User:Jobo~labswiki/runbook test/Router interface down
Decision Tree
Scenario 1: Router Interface Down
Example incident tracking beginning to end: https://phabricator.wikimedia.org/T314978
STEP: Gather information on affected interface from Icinga
Go to Icinga and look at the full alert, as not all the details make it into irc
Example alert:
CRITICAL: host '208.80.154.197', interfaces up: 212, down: 1, dormant: 0, excluded: 0, unused: 0<BR>xe-3/2/3: down -> Transport: cr2-codfw:xe-5/0/1 (Zayo, circuitID) 36ms {#2909} [10Gbps wave]<BR>
We need to extract relevant information from the above text, the part that interests us is between the <BR> tags. In this example:
- Interface name is
xe-3/2/3 - Description is
Core: cr2-codfw:xe-5/0/1 (Zayo, circuitID) 36ms {#2909} [10Gbps wave]- Type is
Core, other types are:Peering,Transit,OOB,Transport. - The circuit is operated by Zayo, with circuit ID listed after
- Optional: the other side of the link is
cr2-codfw:xe-5/0/1 - The remaining information are optional (latency, speed, cable#)
- Type is
DECISION POINT - Internal / External Circuit Type
We will take different actions depending on if the port that has gone down is connected to an external third party or if it is an internal connection between our own devices on site.

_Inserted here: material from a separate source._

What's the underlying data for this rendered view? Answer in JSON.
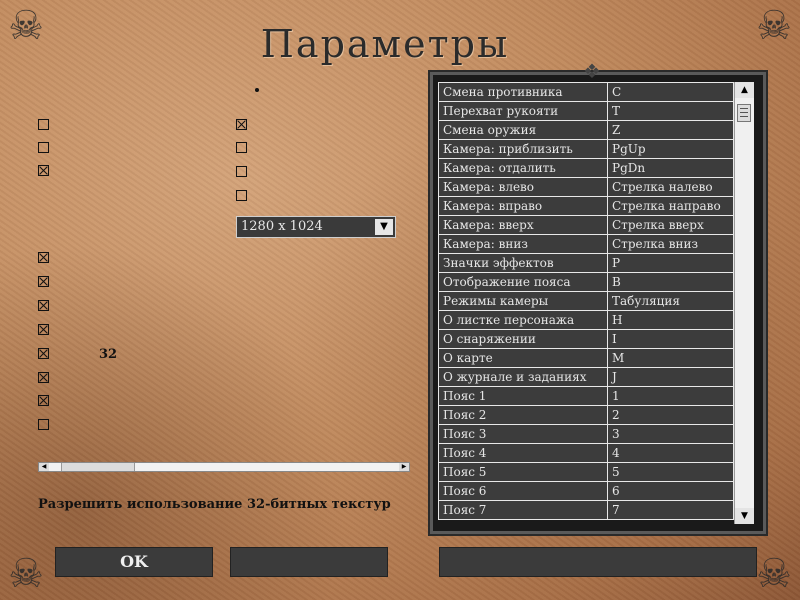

If the 'type' is Transport/Transit/Peering or OOB it is an external link, go to 1.1
If the 'type' is Core, and there is no provider listed, it is an internal link, go to 1.2
1.1 Internal link
STEP: Open a phabricator task for dc-ops
If we have an internal link down you should create a high-severity phabricator ticket and tag the local DCops team (eg. ops-eqiad, ops-codfw, etc). Include the alert and timestamp in the task.
STEP: Run the network debug cookbook
cookbook sre.network.debug --task-id {phab task} interface device-shortname:interface
1.2 External 3rd party provider link
STEP: Check if outage is planned or already acknowledged
In many cases an interface can be down due to a planned 3rd party provider maintenance. So firstly check for that circuit ID on the maintenance calendar
In other cases the issue may be emergency maintenance that had not been previously communicated, or due to a fault, but the carrier has already pro-actively acknowledged the issue. Check if we have an email to main-announce or noc from the carrier acknowledging the problem.
DECISION POINT - Do we need to contact carrier
- If it's scheduled or provider is aware of the incident go to 2.1
- If there has been no previous comms from the provider about it go to 2.2
2.1 Carrier is already aware
STEP: ACK the alert
In this case we can simply downtime/ACK the alert for the duration of the maintenance
STEP: Check other planned maintenances
It is a good idea to check the maintenance calendar for the expected duration of the current issue, and see if any related circuits might also suffer an outage during the same time. For instance if a transport link goes down to a POP often there is only one other transport circuit at that site, so if the other one is planned for an outage also there could be an issue. In that case we could depool the site or take other action. If not the incident has been dealt with and we just need to keep in contact with the carrier until service is restored.
2.2 No previous comms from carrier
STEP: Open a phabricator task for netops
Open a high-priority phabricator task, tag Netops, including the alert, timestamp and any other information gathered.
STEP: Run the network debug cookbook
cookbook sre.network.debug --task-id {phab task} interface device-shortname:interface
STEP: Contact the provider
At this point we need to raise the outage with the carrier. Use the information present in Netbox to determine how to contact the provider. In most cases this can be done via email, which should always have noc@wikimedia.org cc'd. If it is only possible via the carrier portal you may need to have dc-ops or netops do it if you don't already have access.
Include the circuit ID, time when the outage started and the output of the sre.network.debug cookbook when reporting the problem.
STEP: Monitor for recovery
Once reported we should keep an eye on the mailbox and service status. If there has been no response from the carrier NOC within 30 minutes we should instead call them directly, perhaps they did not get the report.
STEP: ACK the alert
We should ACK the alert once it has been handled, if the carrier has given a provisional fix time that can be used to set the duration, otherwise set it for 24 hours and extend as required.